Unité Radicale was a French far-right political group close to the Third Position and National Bolshevism thesis. It was founded in June 1998 from the merger of Groupe Union Défense and Nouvelle Résistance/Jeune Résistance/Union des Cercles Résistance, issued from Nouvelle Résistance, and dissolved on August 6, 2002. The group was led by Christian Bouchet.

Unité Radicale promoted a racist, antisemitic and anti-American political agenda adopting
Nazi imagery during activities.

The group worked with the Mouvement national républicain of Bruno Mégret and some members of Unité Radicale were members of the Conseil national of this party.

Contributors to their website included former Collaborationist Roland Gaucher, who participated to the 1972 foundation of the National Front, along with Le Pen.

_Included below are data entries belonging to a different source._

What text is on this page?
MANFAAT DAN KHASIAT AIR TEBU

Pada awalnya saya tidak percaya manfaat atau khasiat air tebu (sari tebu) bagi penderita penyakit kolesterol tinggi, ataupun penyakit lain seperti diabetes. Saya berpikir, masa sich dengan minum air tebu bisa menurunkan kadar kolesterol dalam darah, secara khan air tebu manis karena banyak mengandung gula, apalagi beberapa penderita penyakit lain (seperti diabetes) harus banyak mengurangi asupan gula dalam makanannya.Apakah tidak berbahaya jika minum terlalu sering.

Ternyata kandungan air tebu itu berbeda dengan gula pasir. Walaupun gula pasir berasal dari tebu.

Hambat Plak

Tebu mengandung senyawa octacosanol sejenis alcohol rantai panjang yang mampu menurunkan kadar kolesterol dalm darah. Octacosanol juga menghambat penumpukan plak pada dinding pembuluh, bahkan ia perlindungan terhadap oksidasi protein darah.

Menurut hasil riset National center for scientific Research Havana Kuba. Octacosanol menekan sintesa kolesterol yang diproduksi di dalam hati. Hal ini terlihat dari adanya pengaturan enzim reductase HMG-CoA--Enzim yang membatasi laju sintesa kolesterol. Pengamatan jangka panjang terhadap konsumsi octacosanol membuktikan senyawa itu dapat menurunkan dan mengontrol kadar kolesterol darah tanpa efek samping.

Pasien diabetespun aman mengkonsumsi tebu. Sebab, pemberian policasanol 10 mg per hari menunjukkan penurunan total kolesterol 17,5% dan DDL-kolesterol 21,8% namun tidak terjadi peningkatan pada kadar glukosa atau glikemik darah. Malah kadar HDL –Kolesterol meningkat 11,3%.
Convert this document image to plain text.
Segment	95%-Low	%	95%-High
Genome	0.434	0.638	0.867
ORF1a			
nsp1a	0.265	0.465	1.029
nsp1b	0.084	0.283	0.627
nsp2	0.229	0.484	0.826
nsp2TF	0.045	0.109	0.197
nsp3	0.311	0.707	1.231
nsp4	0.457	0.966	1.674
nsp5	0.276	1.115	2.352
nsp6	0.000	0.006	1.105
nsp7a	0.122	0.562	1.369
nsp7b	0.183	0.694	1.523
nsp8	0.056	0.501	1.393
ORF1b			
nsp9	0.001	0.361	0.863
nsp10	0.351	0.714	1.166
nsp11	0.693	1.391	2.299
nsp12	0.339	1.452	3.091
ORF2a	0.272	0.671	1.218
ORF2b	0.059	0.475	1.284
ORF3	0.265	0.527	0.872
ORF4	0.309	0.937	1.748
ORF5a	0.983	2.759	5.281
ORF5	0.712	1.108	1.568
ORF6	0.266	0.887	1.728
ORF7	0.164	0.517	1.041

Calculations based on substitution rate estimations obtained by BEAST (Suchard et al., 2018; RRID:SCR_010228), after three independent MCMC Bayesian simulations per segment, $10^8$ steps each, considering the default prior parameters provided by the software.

At the beginning of 2002, Unité Radicale split. Christian Bouchet departed the movement with his friends, and the group was then led by Fabrice Robert and Guillaume Luyt who gave it a more racist and anti-Muslim outlook.

An Unité Radicale member, Maxime Brunerie, tried to assassinate president Jacques Chirac on Bastille Day in 2002. Although Unité Radicale contended that Maxime Brunerie was not even a bona fide member, the French government administratively disbanded the group.

Subsequently, some former members of Unité Radicale formed another group, Bloc Identitaire, while some other "nationalist revolutionaries" of Unité Radicale formed the study group Réseau Radical (2002–2006), close to Bouchet's newspaper Résistances.